Members of the current national team, such as reigning collegiate player of the year Amanda Kessel of the University of Minnesota, and New Englanders Schaus (Natick, Mass.), captain Julie Chu (Fairfield, Conn.), Alex Carpenter (Reading, Mass.), Meghan Duggan (Danvers, Mass.), Kate Buesser (Wolfeboro, N.H.), Kacey Bellamy (Westfield, Mass.) and Michelle Picard (Taunton, Mass.) hope to turn the tide against Canada, which has won the past three Olympics, at the Sochi Games in February.
That’s an immediate goal. Long-term, the objective of the team is to maintain the momentum first created by the 1998 squad.
“I hope girls continue to take an interest in the sport, and that parents introduce the sport to girls who want to play,” said Mounsey, who earned her graduate degree from Boston College after graduating from Brown and is now a physician’s assistant at New England Baptist Hospital. “It’s a great sport, with great camaraderie. They’ll have fun. And it will help them in life. That’s the most important part.”
The national team’s mantra includes a verse, “We’re part of something bigger than ourselves.” That sentiment, Carey quickly adds, applies to the sport in general, and not just the Olympic team.

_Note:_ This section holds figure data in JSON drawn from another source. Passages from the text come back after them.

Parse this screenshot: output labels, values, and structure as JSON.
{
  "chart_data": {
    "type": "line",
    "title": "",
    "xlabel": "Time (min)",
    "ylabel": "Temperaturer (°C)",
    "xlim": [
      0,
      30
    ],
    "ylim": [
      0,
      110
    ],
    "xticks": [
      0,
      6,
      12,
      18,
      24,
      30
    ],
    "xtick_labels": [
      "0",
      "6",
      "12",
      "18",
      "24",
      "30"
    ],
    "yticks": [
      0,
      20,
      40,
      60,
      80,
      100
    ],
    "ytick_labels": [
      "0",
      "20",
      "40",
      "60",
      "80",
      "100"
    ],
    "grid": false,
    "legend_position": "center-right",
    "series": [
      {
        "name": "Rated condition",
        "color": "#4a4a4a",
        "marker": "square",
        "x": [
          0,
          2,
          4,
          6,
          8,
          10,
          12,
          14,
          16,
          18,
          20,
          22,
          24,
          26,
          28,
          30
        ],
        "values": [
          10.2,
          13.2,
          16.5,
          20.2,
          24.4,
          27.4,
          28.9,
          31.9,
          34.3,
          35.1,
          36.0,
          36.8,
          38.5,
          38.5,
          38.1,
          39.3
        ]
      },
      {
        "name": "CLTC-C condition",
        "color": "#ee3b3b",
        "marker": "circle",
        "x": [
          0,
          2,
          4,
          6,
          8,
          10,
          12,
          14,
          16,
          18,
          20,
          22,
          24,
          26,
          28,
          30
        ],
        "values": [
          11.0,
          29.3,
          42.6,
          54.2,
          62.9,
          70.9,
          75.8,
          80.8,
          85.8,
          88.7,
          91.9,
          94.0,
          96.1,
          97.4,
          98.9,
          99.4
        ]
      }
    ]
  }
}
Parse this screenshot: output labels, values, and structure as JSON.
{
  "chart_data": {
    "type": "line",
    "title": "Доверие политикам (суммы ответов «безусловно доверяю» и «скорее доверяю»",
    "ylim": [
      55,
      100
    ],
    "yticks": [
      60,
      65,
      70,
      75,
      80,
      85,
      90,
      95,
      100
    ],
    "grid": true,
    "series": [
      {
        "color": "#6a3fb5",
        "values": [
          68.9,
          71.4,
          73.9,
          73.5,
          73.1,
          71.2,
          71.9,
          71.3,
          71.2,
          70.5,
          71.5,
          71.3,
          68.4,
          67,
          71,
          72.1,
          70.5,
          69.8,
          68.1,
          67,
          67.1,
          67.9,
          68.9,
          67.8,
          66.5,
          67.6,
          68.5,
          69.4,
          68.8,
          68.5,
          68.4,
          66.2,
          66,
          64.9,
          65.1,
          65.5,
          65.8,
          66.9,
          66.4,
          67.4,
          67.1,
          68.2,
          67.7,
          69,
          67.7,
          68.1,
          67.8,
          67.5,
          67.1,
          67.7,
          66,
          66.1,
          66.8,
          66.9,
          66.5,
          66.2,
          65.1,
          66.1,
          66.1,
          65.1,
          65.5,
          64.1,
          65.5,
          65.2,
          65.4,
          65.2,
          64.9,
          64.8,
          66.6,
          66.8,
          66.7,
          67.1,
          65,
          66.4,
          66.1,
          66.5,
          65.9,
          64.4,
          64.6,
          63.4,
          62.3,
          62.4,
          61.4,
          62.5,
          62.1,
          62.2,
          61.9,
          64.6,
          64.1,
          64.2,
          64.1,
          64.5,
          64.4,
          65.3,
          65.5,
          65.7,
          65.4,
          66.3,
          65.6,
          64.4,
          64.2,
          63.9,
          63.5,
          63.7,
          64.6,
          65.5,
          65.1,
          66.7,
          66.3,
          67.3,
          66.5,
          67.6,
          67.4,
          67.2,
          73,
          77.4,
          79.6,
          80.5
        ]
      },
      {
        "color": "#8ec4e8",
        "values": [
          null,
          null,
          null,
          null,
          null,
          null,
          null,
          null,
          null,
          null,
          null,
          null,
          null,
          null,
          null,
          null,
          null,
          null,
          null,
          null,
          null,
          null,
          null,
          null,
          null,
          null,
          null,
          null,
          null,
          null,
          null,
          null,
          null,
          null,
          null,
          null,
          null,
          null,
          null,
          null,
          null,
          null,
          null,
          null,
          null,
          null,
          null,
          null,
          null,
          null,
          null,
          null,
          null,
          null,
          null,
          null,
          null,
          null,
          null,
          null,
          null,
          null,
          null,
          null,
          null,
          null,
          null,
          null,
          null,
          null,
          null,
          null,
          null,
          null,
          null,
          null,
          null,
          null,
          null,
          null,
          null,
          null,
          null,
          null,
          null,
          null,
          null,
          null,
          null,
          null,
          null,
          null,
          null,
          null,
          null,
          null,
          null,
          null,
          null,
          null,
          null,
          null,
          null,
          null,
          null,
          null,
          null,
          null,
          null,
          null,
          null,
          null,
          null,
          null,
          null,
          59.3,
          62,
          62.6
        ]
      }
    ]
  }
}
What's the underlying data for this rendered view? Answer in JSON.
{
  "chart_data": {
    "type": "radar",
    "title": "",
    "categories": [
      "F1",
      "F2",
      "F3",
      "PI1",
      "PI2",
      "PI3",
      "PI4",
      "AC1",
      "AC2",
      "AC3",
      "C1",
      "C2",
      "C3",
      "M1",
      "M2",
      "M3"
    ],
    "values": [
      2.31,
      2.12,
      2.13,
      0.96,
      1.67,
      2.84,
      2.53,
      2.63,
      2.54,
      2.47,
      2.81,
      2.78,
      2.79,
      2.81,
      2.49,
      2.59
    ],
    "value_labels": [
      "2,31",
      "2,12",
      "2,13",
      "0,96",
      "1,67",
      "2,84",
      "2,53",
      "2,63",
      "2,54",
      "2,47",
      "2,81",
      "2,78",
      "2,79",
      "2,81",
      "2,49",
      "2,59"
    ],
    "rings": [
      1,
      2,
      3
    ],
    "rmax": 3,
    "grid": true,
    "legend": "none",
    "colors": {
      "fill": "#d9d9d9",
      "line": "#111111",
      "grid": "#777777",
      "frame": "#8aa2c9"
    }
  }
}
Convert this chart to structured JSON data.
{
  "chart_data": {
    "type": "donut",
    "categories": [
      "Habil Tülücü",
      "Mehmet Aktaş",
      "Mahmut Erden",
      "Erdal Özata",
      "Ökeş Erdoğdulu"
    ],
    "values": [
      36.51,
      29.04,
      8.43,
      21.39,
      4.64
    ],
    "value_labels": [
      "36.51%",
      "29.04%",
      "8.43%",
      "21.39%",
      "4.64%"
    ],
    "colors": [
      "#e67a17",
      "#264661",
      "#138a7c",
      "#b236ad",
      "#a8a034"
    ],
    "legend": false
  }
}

“Everybody has a real connection and desire to make sure this sport succeeds, and that everyone has an opportunity to enjoy it and learn from it, whether it’s on-ice skills that come with the game, or the life skills that come with hockey, which I think are pretty unique,” Carey said. “It’s that kind of effort where people say, ‘This is the right thing to do for the sport,’ and everyone is willing to pitch in. It’s everyone saying, ‘We’re all in this together, and let’s just roll up our sleeves and make sure we keep pushing this sport forward.’ That’s special.”